Full fat milk, yoghurt and cheese receives a tick

Based on a substantial review of current research, the Heart Foundation now recommends unflavoured full-fat milk, yoghurt and cheese as a healthy option for Australians, while the limit on the amount of eggs that can be eaten per week has been raised.

“We have removed our restriction for healthy Australians on eating full-fat milk, cheese and yoghurt,” confirmed Heart Foundation Chief Medical Advisor, cardiologist Professor Garry Jennings.

“While the evidence was mixed, this type of dairy was found to have a neutral effect, in that it doesn’t increase or decrease your risk of heart disease or stroke.”

Heart Foundation Director of Prevention, Julie Ann Mitchell adds that healthy eating advice needs to reflect new evidence.

“Our focus needs to be squarely on promoting healthy foods over unhealthy foods, with a comprehensive national approach, grounded in evidence, that helps make the healthy choice the easy choice,” she said.

A word of caution

The caveat with the updated advice is people with known high cholesterol or heart disease.

“For people who suffer high cholesterol or heart disease, we recommend unflavoured reduced-fat milk, yoghurt and cheese, and eating less than seven eggs per week,” advised Professor Jennings.

Professor Jennings adds that the egg recommendation for people with Type 2 Diabetes remains at fewer than seven eggs per week as well, due to growing evidence that suggests “an increased risk with eating more eggs”.  

“Butter, cream, ice-cream and dairy-based desserts are not recommended as heart-healthy, as they contain higher fat and sugar levels and less protein. Evidence found the dairy fat in milk, cheese and yoghurt does not raise LDL cholesterol levels as much as butter or other dairy products,” Professor Jennings added.  

Limit red meat

While changes in recommendations around dairy and eggs have changed, the Heart Foundation maintains its advice on red meat and states that many Australians need to rethink how much red meat they’re eating.

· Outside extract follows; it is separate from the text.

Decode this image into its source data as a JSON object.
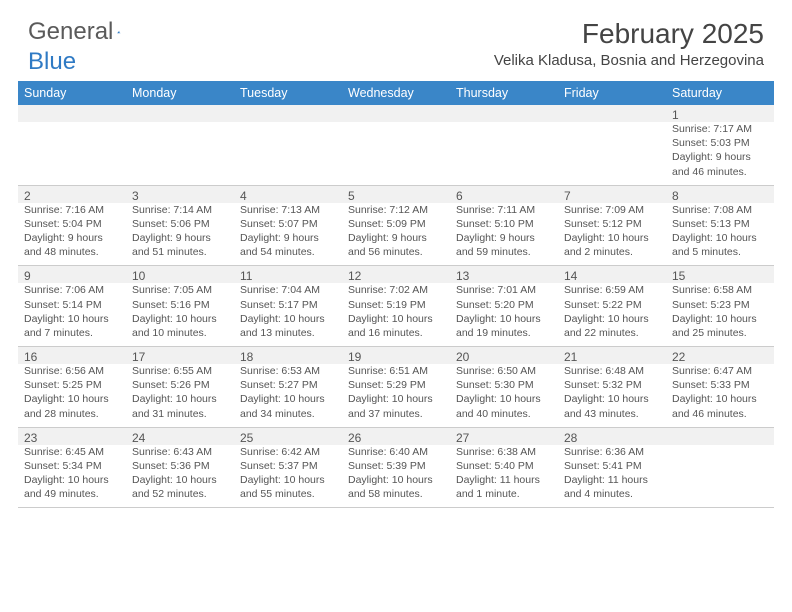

Professor Jennings advises limiting red meat to less than 350 grams per week, or one to three lean red meat (unprocessed beef, lamb, pork and veal) meals a week.

Excessive intake of red meat intake is said to be associated with increased risk of heart disease and stroke, and may lead to weight gain.

However, Professor Jennings warns against processed or deli meats ­– these should be limited “as they have been consistently linked to a higher risk of heart disease and other chronic conditions”.

A whole lifestyle approach

The Heart Foundation’s dietitian, Sian Armstrong says the focus needs to be on the whole diet ­– “the big picture” and “choosing a variety of healthy foods, regularly”.

“Eating more plant-based foods like vegetables, fruits and wholegrains, and healthy proteins like fish and seafood with smaller amounts of animal-based foods, while cutting down on highly processed junk foods is the key to good heart health,” she said.

While poor diet is a known leading contributor to heart disease, Ms Armstrong says limiting alcohol, not smoking, maintaining a healthy weight and exercising regular are also keys to heart health.